Çelik, CHP’nin boykot çağrısıyla “hayat tarzına müdahale” ettiğini belirtti
Özel’in boykot çağrısını da “hayat tarzına müdahale” olarak değerlendiren Çelik, şunları kaydetti:
“Medyayı, medya kuruluşlarını ve birtakım şirketleri hedef göstererek, aslında Türkiye’de kutuplaşmanın telif haklarının kime ait olduğunu bir kere daha gösterdiler. Bizim çeşitli zamanlarda yaptığımız boykot çağrılarından örnek vererek, onunla mukayese etmeye çalışıyor. İsrail’den örnek veren bazıları var. Bizim soykırımcı bir siyasete karşı uyguladığımız çağrısını yaptığımız boykotla bunun mukayese gerçekten akıl dışı bir yaklaşımdır."
“Yargı kararlarını demokratik bir sistemde, siyasi bir şekilde eleştirmek sonuna kadar haktır”

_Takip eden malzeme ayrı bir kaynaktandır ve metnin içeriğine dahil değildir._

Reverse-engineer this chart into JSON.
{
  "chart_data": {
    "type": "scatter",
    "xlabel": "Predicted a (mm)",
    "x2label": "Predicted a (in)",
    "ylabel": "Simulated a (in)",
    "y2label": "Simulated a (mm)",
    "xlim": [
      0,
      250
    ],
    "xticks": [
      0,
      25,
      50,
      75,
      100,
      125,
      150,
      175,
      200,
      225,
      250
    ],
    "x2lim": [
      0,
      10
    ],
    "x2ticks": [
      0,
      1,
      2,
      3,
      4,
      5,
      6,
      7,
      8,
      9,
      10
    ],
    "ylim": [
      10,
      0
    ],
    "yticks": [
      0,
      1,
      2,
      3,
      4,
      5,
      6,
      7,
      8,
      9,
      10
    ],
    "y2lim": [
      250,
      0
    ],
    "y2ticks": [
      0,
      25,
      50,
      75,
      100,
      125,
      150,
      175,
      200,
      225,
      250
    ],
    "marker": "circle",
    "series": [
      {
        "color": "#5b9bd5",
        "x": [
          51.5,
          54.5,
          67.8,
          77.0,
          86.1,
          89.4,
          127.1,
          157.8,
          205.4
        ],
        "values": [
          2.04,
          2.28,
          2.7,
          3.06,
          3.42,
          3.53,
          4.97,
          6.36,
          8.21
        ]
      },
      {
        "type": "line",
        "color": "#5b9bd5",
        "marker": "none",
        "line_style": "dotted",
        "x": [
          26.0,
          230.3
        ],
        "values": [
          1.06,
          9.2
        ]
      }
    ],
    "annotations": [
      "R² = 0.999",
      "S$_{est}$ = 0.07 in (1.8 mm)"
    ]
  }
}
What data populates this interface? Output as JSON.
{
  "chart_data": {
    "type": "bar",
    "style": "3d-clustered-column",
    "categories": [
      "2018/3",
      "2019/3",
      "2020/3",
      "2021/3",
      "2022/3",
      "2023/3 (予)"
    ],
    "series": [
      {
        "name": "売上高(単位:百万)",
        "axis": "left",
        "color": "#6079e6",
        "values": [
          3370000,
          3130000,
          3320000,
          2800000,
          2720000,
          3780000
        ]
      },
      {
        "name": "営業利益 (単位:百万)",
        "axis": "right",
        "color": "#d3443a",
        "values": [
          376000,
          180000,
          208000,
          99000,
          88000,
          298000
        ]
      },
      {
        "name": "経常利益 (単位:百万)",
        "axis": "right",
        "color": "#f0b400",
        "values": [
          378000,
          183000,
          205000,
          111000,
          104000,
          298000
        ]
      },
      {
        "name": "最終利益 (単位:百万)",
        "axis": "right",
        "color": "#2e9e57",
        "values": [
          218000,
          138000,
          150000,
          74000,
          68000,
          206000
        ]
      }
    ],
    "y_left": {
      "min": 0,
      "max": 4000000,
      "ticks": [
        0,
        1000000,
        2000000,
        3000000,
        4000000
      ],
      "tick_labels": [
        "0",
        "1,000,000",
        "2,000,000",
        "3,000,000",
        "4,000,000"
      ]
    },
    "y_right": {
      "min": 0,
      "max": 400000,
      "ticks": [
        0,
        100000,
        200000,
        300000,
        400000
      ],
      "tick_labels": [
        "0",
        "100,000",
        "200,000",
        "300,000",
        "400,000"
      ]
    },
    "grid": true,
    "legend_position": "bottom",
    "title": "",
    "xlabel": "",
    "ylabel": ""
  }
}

Konuşmalarında İstanbul Cumhuriyet Başsavcısı’nı, İstanbul Valisini ve İstanbul Emniyet Müdürü’nü hedef gösterdiği için Özgür Özel’e tepki gösteren Çelik, şunları söyledi:
“Kendi partisinin iç karışıklığına karşı yönetebilmek için İstanbul Cumhuriyet Başsavcısı’nı sürekli olarak hedef alıyor. İstanbul Valisi’ni, İstanbul Emniyet Müdürü’nü sürekli olarak hedef alıyor. Yargı kararlarını ve soruşturma süreçlerini tabii ki demokratik bir sistemde, siyasi bir şekilde eleştirmek sonuna kadar haktır. Fakat doğrudan İstanbul Cumhuriyet Başsavcısı’nın şahsını hedef alarak, hakaretvari ifadelerle bu süreci bu şekilde tehditlerle yürütmeye çalışması, CHP Genel Başkanı ve CHP yönetimi açısından gerçekten büyük kabiliyetsizliktir. Türkiye’de CHP nasıl muhalefet yapılır diye yapay zekaya sorsun. Yapay zeka, onlara yaptıklarından daha medeni daha kapsamlı da kabiliyetli argümanlar verecektir.

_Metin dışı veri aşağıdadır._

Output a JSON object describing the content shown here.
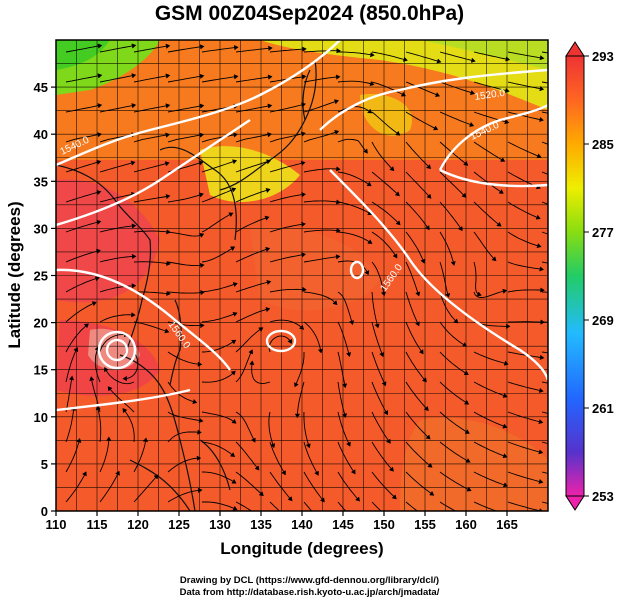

“Demokratik protesto hakkını kullananlarla şiddete bulaşanlar arasında ayrım yapmaya çalışıldı”
İstanbul Valisi’ni ve İstanbul Emniyet Müdürü’nü, provokasyon yapmakla suçluyorlar. İstanbul Valisi de İstanbul Emniyet Müdürü de çeşitli görevler yaparak başarıyla bu görevlere gelmiş kişiler ve devlet adamlarıdır. Demokratik protesto hakkını kullananlarla şiddete bulaşanlar arasında ayrım yapma konusunda özen göstermeye çalışmışlardır. Günlerdir uykusuz kalarak Özgür Özel’in kontrolsüz ve sorumsuz çağrıları karşısında vandallık yapan, polise balta atan, üzerine asit fırlatan, küfreden, şiddet uygulayan kişilerin şiddetinden öncelikli orada demokratik protesto hakkını kullanan gençleri ve vatandaşları korumaya çalışmışlar; daha sonra da bütün vatandaşlarımızı korumaya çalışmışlardır.”
“Bu kadar gün geçtikten sonra biz herkese sağduyulu olmayı tavsiye ediyoruz”

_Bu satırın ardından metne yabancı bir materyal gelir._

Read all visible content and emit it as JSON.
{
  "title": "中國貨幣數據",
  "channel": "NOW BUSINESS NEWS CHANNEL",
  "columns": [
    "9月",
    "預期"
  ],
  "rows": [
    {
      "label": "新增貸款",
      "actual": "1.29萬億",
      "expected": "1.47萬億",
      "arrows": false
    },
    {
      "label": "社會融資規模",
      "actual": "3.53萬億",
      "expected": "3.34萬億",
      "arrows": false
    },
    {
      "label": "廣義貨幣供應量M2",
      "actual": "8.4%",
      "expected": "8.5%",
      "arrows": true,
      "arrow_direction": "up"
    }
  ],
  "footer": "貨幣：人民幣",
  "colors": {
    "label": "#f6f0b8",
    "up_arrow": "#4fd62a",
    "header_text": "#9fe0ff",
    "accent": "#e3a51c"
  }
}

“Hangi fikirden olursa olsun üniversitedeki kardeşlerimize genç arkadaşlarımız Türkiye’de hangi partiyi tutarsanız tutun hangi meşrepten ve mezhepten olursanız olun adlarımız farklı olabilir ama hepimizin soyadı Türkiye Cumhuriyeti’dir” diyen Çelik, şöyle konuştu:
“Karşıt fikirlerdeyiz diye birbirine fiziki saldırı yapan üniversitedeki genç kardeşlerimize de söylüyorum oturun çimlerin üzerine karşılıklı olarak fikirlerinizi tartışın. Bu kadar gün geçtikten sonra biz herkese sağduyulu olmayı tavsiye ediyoruz. Özellikle demokratik haklarını kullanan genç arkadaşlarımıza şunu söylemek isterim kesinlikle birbirinize karşı husumetle bakmayın birbirinizden bakmayın kimin sizin nereden kitap alacağınızı karışmasına müsaade etmeyin sizin hangi kahveyi içeceğinize karışmasına müsaade etmeyin. Hiç kimsenin annesine babasına eşine çoluğuna çocuğuna şahsına dönük olarak kötü söz ve hakaret ifadesi kullanılmamalıdır."